By David Falchek (Staff Writer)
ithacajournal.com
Published: March 17, 2010
Yeah, you've heard that before, but this time it's about pipelines. Without a sprawling circulatory system to draw gas from thousands of wells and channel it to paying customers, the multibillion-dollar industry sprouting over the Marcellus Shale would not be worth a penny.
While the infrastructure may look beautiful to the burgeoning gas industry, advocates and some landowners find the vision blossoming in Broome County less than attractive. A point of dissatisfaction, so far, involves a proposal by Laser Midstream, of Houston, for a 30-mile pipeline connecting well fields in Susquehanna County, Pa., to the Millennium Pipeline - a main artery running through Broome County that serves major markets in the Northeast.
The project would include a compressor station on 20 acres of unspecified Windsor property near the Millennium junction, with three 1,380-horsepower compressors, equipment to purify gas and tanks to collect waste.
Landowner coalitions that favor natural gas development have opposed the Laser Midstream proposal because it brings Pennsylvania gas into their territory. That, they say, could reduce capacity to move gas they hope to someday be flowing from under their land.

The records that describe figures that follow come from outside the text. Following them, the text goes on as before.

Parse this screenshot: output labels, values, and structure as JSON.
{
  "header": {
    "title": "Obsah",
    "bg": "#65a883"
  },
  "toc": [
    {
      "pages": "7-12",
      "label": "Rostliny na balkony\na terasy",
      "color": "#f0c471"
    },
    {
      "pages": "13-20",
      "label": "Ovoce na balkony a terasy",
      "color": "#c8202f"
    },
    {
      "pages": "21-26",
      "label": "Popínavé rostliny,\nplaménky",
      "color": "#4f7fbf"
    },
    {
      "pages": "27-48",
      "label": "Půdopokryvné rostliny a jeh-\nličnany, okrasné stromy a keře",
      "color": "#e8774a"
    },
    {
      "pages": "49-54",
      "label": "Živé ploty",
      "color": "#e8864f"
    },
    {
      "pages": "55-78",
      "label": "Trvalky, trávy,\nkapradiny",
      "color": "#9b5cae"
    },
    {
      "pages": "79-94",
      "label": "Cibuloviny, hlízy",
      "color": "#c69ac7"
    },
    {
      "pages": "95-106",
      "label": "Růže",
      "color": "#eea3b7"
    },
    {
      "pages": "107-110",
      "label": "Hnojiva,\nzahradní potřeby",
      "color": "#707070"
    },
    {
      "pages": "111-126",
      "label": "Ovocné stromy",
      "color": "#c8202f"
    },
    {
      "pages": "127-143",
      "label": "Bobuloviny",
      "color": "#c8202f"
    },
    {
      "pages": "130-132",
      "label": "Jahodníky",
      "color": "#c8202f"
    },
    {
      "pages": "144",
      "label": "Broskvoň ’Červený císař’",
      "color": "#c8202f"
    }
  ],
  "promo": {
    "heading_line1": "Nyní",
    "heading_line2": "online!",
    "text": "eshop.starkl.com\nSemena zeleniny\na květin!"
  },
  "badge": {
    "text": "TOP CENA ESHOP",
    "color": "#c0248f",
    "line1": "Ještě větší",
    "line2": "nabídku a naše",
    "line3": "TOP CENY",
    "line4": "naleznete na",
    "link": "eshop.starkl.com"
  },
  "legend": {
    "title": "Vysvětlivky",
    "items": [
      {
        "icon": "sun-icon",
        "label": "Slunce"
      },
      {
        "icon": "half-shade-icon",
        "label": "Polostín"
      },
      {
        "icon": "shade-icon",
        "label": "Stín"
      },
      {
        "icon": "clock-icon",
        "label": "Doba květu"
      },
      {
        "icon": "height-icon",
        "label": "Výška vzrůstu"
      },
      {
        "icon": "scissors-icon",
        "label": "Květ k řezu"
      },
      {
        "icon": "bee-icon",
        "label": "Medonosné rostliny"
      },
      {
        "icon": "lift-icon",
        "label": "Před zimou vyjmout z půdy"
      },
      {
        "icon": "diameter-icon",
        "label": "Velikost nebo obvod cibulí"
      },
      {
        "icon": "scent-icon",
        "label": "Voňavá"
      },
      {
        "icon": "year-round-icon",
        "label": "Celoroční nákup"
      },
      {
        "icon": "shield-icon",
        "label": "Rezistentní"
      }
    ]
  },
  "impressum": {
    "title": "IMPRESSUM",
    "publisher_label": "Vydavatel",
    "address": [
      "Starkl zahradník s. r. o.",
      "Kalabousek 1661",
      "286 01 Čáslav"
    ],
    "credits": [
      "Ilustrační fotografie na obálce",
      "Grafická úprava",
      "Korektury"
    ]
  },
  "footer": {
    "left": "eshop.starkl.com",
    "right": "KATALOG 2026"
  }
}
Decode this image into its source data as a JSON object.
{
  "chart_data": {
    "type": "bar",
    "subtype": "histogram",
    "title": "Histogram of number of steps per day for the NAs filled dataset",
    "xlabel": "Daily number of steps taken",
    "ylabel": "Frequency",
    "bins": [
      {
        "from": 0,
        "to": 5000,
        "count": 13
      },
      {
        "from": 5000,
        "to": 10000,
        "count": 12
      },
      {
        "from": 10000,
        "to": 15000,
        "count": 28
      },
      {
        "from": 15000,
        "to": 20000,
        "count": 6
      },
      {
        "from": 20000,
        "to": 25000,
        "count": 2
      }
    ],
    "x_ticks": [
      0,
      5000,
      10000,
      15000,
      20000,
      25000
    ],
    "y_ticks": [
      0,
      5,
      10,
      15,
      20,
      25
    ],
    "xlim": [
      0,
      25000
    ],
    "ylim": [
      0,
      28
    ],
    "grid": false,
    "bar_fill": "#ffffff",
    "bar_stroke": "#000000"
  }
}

Others oppose the project on environmental grounds. Compressor stations, they say, will produce emissions and noise that will mar the landscape and possibly create health risks.
“Every operation to get this clean gas they brag about is dirty,” said Victoria Switzer, an environmentalist and resident of Dimock, Pa., where Marcellus-related drilling is intensifying. Stationary equipment concentrated on parcels to drill, frack and pump gas produces round-the-clock exhaust that fouls the air, she said.